Du compte unique du trésor (CUT)…

Malado Kaba veut l’opérationnalisation du Compte Unique du Trésor (CUT).La Ministre de l’Economie et des Finances a affirmé jeudi dernier que le CUT est une structure unifiée des comptes bancaires des Administrations Publiques, opérée par le Trésor, donnant une vue consolidée des liquidités disponibles et permettant leur fongibilité. Le Compte Unique du Trésor présente des avantages aussi bien pour le Trésor Public que pour les secteurs.

Selon la patronne des Finances, la Trésorerie publique est incarnée par le Compte Unique du Trésor (CUT) conformément au principe de l’unité de la trésorerie consacrée par l’article 43 de la Loi Organique relative aux Lois de Finances (LOLF) et les articles 35, 36, 37, 40, 116 du Règlement Général de la Gestion Budgétaire et de la Comptabilité Publique (RGGBCP).

De l’avis de Malado Kaba, la gestion des finances publiques est restée longtemps caractérisée par une fragmentation de la trésorerie publique qui s’est accentuée au fil des années par des pratiques qui émiettent la trésorerie publique et sont contraires à la législation. Un constat : la réalisation du compte unique du Trésor se trouve confrontée à un certain nombre de difficultés.
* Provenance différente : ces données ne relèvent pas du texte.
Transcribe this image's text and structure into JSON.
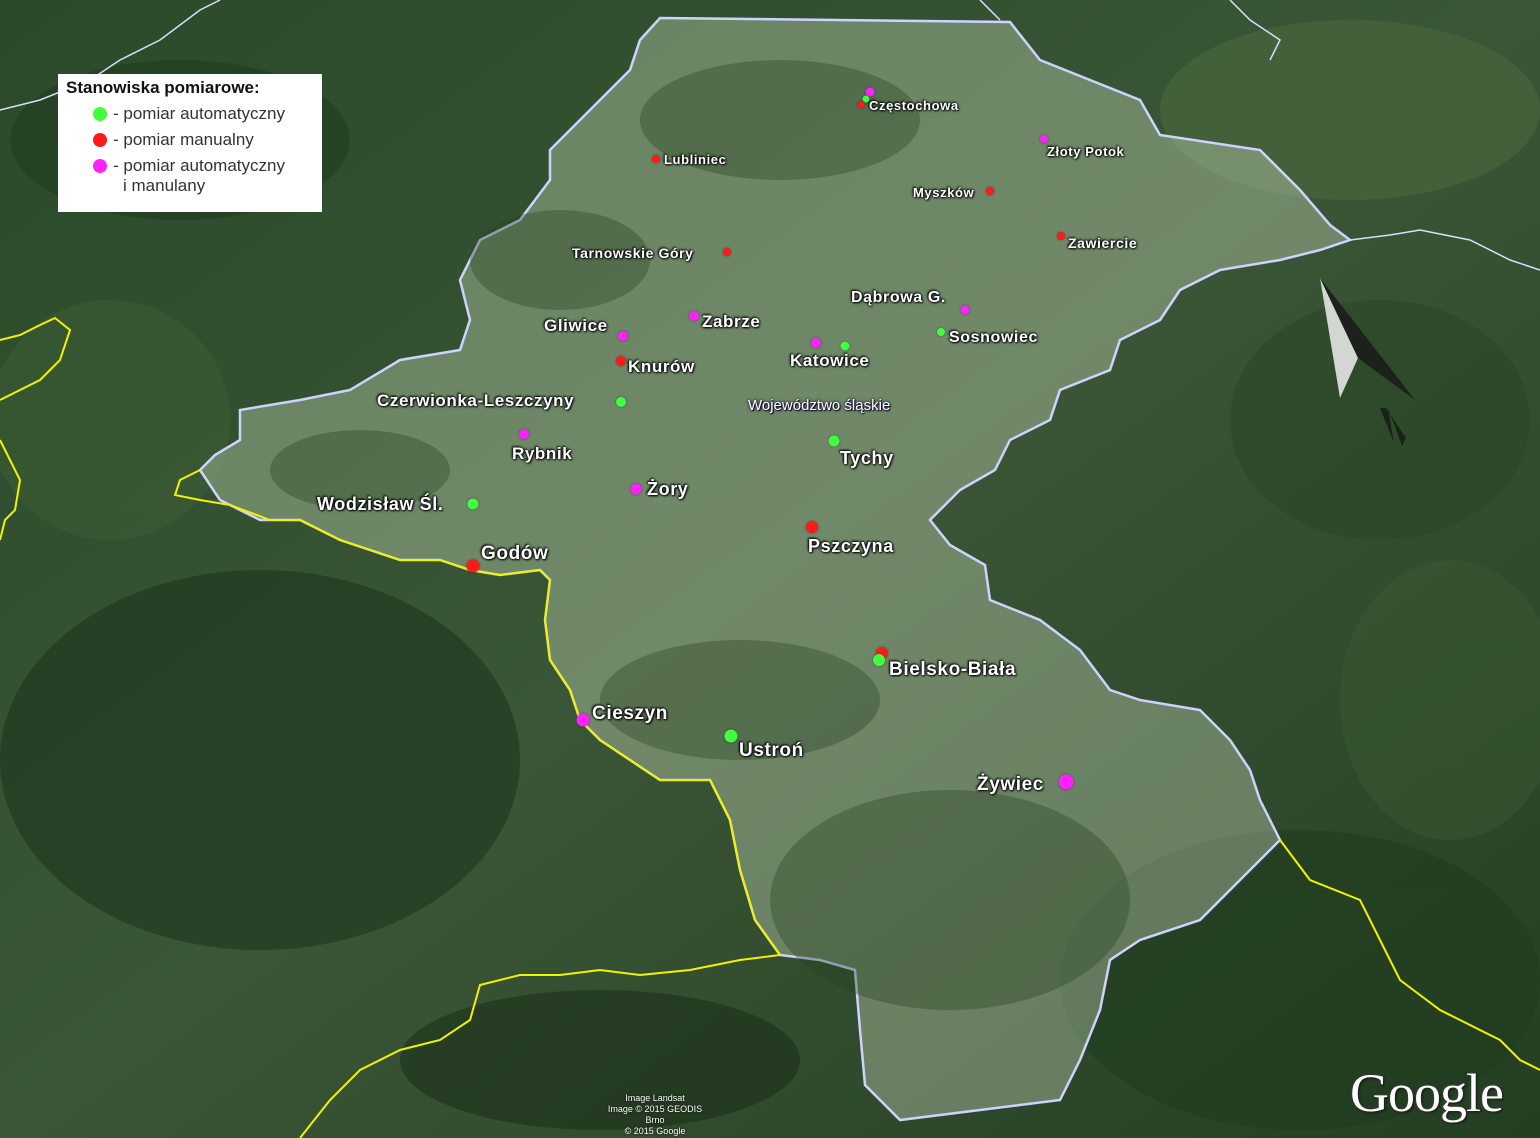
{
  "legend": {
    "title": "Stanowiska pomiarowe:",
    "items": [
      {
        "type": "auto",
        "label": "- pomiar automatyczny",
        "color": "#3fff3f"
      },
      {
        "type": "manual",
        "label": "- pomiar manualny",
        "color": "#ff1a1a"
      },
      {
        "type": "both",
        "label": "- pomiar automatyczny",
        "label_line2": "i manulany",
        "color": "#ff22ff"
      }
    ]
  },
  "region_label": "Województwo śląskie",
  "stations": [
    {
      "name": "Częstochowa",
      "types": [
        "both",
        "auto",
        "manual"
      ]
    },
    {
      "name": "Lubliniec",
      "types": [
        "manual"
      ]
    },
    {
      "name": "Złoty Potok",
      "types": [
        "both"
      ]
    },
    {
      "name": "Myszków",
      "types": [
        "manual"
      ]
    },
    {
      "name": "Zawiercie",
      "types": [
        "manual"
      ]
    },
    {
      "name": "Tarnowskie Góry",
      "types": [
        "manual"
      ]
    },
    {
      "name": "Dąbrowa G.",
      "types": [
        "both"
      ]
    },
    {
      "name": "Sosnowiec",
      "types": [
        "auto"
      ]
    },
    {
      "name": "Zabrze",
      "types": [
        "both"
      ]
    },
    {
      "name": "Gliwice",
      "types": [
        "both"
      ]
    },
    {
      "name": "Katowice",
      "types": [
        "both",
        "auto"
      ]
    },
    {
      "name": "Knurów",
      "types": [
        "manual"
      ]
    },
    {
      "name": "Czerwionka-Leszczyny",
      "types": [
        "auto"
      ]
    },
    {
      "name": "Rybnik",
      "types": [
        "both"
      ]
    },
    {
      "name": "Tychy",
      "types": [
        "auto"
      ]
    },
    {
      "name": "Żory",
      "types": [
        "both"
      ]
    },
    {
      "name": "Wodzisław Śl.",
      "types": [
        "auto"
      ]
    },
    {
      "name": "Pszczyna",
      "types": [
        "manual"
      ]
    },
    {
      "name": "Godów",
      "types": [
        "manual"
      ]
    },
    {
      "name": "Bielsko-Biała",
      "types": [
        "manual",
        "auto"
      ]
    },
    {
      "name": "Cieszyn",
      "types": [
        "both"
      ]
    },
    {
      "name": "Ustroń",
      "types": [
        "auto"
      ]
    },
    {
      "name": "Żywiec",
      "types": [
        "both"
      ]
    }
  ],
  "attribution": {
    "line1": "Image Landsat",
    "line2": "Image © 2015 GEODIS Brno",
    "line3": "© 2015 Google"
  },
  "logo": "Google",
  "colors": {
    "auto": "#3fff3f",
    "manual": "#ff1a1a",
    "both": "#ff22ff",
    "region_border": "#cfd2ff",
    "country_border": "#f2f200"
  }
}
Parmi celles-ci : l’existence dans les livres des banques commerciales, de comptes d’entités publiques n’ayant pas le droit d’en ouvrir, avec parfois des positions débitrices au mépris de la convention liant le Trésor Public, la BCRG et les banques commerciales ;la multiplicité de comptes de disponibilités pour une même entité publique, voire pour un même poste comptable dans les livres de la Banque Centrale et des banques commerciales ;l’ouverture de comptes de dépôts directement dans les livres de la BCRG, alors qu’ils doivent être tenus dans les écritures du Trésor Public où leurs opérations seront individualisées ;certaines entités publiques n’ayant pas de personnalité morale distincte de celle de l’Etat, détiennent des comptes dans les livres de la Banque centrale, alors qu’elles n’en ont pas la qualité. C’est le cas par exemples du patrimoine bâti public ;pour certains programmes particuliers, tel que le pèlerinage, il existe plusieurs comptes dont certains sont débiteurs depuis plusieurs années ;l’absence de réponse exhaustive de la part de la BCRG concernant les comptes en devises détenus par les entités non juridiquement distinctes de l’Etat et au niveau des agences régionales.

Des mesures correctives sont déjà envisagées. C’est ainsi par exemple Malado kaba mise sur l’apurement des comptes des EPA à soldes débiteurs auprès des banques commerciales avant leur transfert (exemple de l’Office National de Formation et de Perfectionnement Professionnel (ONFPP) ;la fermeture des comptes des EPA auprès de la Banque Centrale et des banques commerciales ainsi que le transfert des soldes créditeurs dans les livres de l’Agence Comptable Centrale de Dépôts (ACCD) du Trésor où sont ouverts les sous comptes en leur faveur.

Pour rappel, à la suite du processus de recensement des comptes publics domiciliés auprès du système bancaire, déclenché depuis 2011, le Ministère de l’Economie et des Finances a pu dénombrer et reclasser 1 823 comptes, en tenant compte du statut juridique de leurs détenteurs, avant leur transfert dans les livres de la Banque Centrale. Pour corriger les anomalies, Malado Kaba entend poursuivre les efforts afin de rendre opérationnel le Compte Unique du Trésor (CUT). Tout un défi.